Kelimeler zihninde yankılanmaya devam ederken, babasının ifadesi hiç değişmedi. Ne gurur vardı o yüzde, ne de şefkat… Sadece olması gerekeni söylemiş bir rahibin soğukkanlılığı.
“N–Ne?...”
Leon’un sesi odanın sessizliğinde yankılanırken kendi kulaklarına bile yabancı geldi. Boğazındaki düğüm yüzünden ses boğuk çıkmıştı.
“Bir sorun mu var?”
Babası başını yavaşça çevirdi, sesi bir bıçak gibi soğuk ve düzgündü — ne öfke ne merhamet vardı içinde, sadece sorgusuz bir otorite.
Leon’un kalbinde bir şeyler kıvrıldı.
"Bir sorun mu var?"
Evet, bu cümle bile başlı başına bir sorundu.
“...Neden Blight’e gidiyorum!?”
Sözleri, istemsiz bir haykırış gibi döküldü dudaklarından.
Odadaki hava bir anda ağırlaştı. Altın işlemeli perdeler hafifçe titredi, dışarıdan gelen festival sesleri bile sanki boğulmuş gibiydi.
Babası kaşlarını çatmadan önce dudaklarını sıkıca ısırdı. Gözlerindeki bakış, bir anlığına Leon’un içini dondurdu; sanki gözbebeklerinin ardında bir fırtına dönüyordu ama hiçbir damlası dışarı taşmıyordu.

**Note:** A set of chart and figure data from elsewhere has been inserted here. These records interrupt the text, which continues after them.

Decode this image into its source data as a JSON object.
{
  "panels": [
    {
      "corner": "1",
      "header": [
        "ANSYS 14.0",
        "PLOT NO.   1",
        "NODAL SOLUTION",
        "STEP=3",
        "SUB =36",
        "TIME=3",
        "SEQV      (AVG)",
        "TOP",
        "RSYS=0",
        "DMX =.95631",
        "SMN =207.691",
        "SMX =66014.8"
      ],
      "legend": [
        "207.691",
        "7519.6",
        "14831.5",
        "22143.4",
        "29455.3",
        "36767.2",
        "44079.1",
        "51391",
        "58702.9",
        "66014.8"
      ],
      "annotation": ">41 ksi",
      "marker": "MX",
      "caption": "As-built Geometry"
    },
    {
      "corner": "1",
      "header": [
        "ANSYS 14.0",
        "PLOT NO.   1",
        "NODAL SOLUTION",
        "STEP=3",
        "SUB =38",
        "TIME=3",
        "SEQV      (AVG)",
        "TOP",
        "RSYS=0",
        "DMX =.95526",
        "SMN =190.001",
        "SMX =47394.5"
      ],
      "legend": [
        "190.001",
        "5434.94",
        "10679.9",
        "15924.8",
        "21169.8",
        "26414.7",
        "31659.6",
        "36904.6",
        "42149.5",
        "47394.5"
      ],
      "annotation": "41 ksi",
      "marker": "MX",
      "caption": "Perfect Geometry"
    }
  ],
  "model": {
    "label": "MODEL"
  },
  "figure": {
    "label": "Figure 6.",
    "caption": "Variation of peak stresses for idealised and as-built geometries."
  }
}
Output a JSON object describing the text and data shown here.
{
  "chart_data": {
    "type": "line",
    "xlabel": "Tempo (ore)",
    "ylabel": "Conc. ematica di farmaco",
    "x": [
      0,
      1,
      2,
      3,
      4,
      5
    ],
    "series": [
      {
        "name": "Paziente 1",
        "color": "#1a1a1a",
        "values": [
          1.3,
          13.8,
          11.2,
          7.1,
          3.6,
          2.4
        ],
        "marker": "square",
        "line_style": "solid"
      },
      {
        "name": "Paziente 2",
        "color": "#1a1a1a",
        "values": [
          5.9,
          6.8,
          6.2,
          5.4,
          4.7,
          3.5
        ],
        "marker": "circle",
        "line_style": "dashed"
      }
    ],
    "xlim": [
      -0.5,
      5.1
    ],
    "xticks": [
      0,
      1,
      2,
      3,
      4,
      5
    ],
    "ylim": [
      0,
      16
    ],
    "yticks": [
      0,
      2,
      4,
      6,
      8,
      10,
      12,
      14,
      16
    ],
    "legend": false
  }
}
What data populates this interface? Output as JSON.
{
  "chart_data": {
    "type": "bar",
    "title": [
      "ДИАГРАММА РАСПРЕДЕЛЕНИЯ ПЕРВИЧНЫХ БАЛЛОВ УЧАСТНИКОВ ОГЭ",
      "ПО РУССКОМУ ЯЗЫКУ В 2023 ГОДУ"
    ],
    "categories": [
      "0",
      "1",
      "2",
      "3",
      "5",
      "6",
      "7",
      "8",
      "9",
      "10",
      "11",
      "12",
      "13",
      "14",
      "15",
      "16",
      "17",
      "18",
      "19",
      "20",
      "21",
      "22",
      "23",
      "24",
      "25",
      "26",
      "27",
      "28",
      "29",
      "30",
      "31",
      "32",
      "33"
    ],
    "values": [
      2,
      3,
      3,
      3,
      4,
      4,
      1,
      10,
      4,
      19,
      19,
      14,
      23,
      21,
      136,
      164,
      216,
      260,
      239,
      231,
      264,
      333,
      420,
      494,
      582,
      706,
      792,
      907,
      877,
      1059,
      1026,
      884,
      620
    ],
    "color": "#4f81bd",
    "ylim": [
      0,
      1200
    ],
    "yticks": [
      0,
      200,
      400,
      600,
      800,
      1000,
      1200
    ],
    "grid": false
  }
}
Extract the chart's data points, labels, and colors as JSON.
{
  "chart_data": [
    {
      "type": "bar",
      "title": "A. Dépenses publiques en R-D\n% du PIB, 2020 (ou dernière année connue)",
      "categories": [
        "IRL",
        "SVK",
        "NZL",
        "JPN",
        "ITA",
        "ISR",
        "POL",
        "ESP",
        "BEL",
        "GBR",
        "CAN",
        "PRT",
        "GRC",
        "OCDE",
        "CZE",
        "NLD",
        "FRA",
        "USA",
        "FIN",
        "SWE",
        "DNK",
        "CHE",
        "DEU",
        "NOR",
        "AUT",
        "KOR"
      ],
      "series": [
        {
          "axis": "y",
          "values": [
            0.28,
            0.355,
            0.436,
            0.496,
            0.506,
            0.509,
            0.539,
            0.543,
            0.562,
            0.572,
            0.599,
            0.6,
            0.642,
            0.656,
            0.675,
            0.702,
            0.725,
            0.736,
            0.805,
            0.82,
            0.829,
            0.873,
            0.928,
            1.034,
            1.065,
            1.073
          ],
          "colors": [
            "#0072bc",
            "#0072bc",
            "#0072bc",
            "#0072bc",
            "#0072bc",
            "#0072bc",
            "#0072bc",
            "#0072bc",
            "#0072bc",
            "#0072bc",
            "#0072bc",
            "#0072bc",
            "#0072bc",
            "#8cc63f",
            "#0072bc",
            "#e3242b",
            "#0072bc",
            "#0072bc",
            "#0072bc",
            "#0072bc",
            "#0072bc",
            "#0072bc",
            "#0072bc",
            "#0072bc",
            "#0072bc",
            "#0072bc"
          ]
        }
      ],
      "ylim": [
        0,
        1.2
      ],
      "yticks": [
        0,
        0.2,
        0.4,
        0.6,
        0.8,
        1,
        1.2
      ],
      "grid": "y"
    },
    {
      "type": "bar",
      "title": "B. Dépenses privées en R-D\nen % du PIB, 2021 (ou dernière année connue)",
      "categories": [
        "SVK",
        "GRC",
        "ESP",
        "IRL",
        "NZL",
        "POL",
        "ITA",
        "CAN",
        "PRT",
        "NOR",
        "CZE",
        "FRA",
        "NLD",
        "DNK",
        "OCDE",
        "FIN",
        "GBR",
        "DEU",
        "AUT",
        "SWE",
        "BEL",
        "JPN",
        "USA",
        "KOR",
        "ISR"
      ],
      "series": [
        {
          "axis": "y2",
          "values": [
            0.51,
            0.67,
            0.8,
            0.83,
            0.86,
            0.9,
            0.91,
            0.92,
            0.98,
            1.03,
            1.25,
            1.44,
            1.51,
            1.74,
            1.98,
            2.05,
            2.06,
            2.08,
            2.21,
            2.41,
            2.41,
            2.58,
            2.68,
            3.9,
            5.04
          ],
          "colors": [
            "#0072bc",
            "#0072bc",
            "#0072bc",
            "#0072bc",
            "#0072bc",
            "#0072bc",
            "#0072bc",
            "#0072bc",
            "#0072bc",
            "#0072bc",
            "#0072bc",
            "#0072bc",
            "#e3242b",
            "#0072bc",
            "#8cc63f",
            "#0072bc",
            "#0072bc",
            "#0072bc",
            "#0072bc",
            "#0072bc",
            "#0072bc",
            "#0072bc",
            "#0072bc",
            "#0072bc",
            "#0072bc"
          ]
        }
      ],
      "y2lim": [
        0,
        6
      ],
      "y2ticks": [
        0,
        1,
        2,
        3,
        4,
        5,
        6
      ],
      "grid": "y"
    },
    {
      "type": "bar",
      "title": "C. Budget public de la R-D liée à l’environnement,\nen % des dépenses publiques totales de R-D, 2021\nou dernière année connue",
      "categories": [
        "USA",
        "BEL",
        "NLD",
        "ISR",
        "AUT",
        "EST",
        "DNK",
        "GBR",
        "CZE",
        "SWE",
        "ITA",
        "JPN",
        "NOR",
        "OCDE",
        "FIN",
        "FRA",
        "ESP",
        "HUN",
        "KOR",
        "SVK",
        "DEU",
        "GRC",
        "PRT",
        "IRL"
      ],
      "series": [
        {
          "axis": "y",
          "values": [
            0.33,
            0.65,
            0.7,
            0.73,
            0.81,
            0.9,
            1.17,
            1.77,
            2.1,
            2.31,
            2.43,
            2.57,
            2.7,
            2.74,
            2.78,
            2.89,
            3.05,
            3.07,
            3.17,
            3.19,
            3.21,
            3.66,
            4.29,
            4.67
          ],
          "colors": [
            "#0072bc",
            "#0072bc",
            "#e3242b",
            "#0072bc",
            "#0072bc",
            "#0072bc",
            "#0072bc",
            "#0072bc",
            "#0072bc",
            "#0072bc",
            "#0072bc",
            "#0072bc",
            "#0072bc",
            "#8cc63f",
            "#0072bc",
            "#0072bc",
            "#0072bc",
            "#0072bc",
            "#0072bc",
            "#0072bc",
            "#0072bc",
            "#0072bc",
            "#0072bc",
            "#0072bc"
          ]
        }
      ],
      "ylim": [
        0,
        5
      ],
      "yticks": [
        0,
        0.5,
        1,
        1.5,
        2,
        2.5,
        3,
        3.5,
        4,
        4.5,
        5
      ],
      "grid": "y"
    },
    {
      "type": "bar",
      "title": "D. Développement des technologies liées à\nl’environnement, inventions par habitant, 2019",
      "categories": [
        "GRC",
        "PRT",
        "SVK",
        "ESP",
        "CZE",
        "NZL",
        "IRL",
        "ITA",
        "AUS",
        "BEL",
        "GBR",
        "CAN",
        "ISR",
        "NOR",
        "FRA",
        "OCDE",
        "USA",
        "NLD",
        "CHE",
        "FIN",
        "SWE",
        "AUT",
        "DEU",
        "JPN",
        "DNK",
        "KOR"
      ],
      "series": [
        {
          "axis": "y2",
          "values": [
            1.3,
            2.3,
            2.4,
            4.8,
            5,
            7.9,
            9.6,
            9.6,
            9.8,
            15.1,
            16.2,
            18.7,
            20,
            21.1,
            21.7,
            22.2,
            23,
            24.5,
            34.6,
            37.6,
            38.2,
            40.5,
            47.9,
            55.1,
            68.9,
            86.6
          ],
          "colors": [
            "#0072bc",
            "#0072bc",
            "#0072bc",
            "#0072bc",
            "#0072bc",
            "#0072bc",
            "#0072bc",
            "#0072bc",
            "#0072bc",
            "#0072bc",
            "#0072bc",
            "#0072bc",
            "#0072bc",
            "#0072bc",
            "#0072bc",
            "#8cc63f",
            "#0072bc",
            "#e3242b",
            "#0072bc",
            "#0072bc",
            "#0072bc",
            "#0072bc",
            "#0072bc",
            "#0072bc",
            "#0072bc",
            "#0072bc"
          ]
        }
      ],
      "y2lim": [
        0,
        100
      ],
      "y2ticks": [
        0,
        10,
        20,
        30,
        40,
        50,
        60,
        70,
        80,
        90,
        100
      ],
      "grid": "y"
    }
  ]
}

Leon’un nefesi hızlandı, parmakları titremeye başladı.
‘Hayır… yine mi? Yine yanlış bir şey mi söyledim?’
Babası başını hafifçe eğdi, gözleri oğlunun endişeyle titreşen omuzlarına takıldı. O an yüzündeki sertlik, sanki eriyip gitmişti. Yerine kısa ama gerçek bir pişmanlık yerleşti.
‘Yine aynı hatayı yapacaktım…’ diye geçirdi içinden.
Derin bir nefes aldı, ardından bakışlarını dışarıdaki kalabalığa çevirdi.
Pencerenin ötesinde, insanlar hâlâ kutluyordu. Kahkahalar, davul sesleri ve parlak kumaşların dans eden gölgeleri odaya kadar ulaşıyordu. Fakat babasının sesi, tüm o gürültünün arasında keskin bir çizgi gibi yankılandı:
“Leon.”
Sadece bir kelimeydi ama duvarlardaki sessizlik bile irkildi.
“Artık on beş yaşındasın. Hatta on altıncı yaş gününe iki ay kaldı.”
Kısa bir duraksamadan sonra sesi yumuşadı, ama yine de ağırlığını koruyordu.
“Artık bir rahip olman için stajyerliğe başlaman gerekiyor.”
Leon bir anda ne diyeceğini bilemedi. Gözleri donuklaştı.
‘Demek… bu yüzdenmiş.’
Babası sözlerine devam etti:
“Bu yüzden seni Blight’e göndereceğim. Rahip Owen’ın yanına.”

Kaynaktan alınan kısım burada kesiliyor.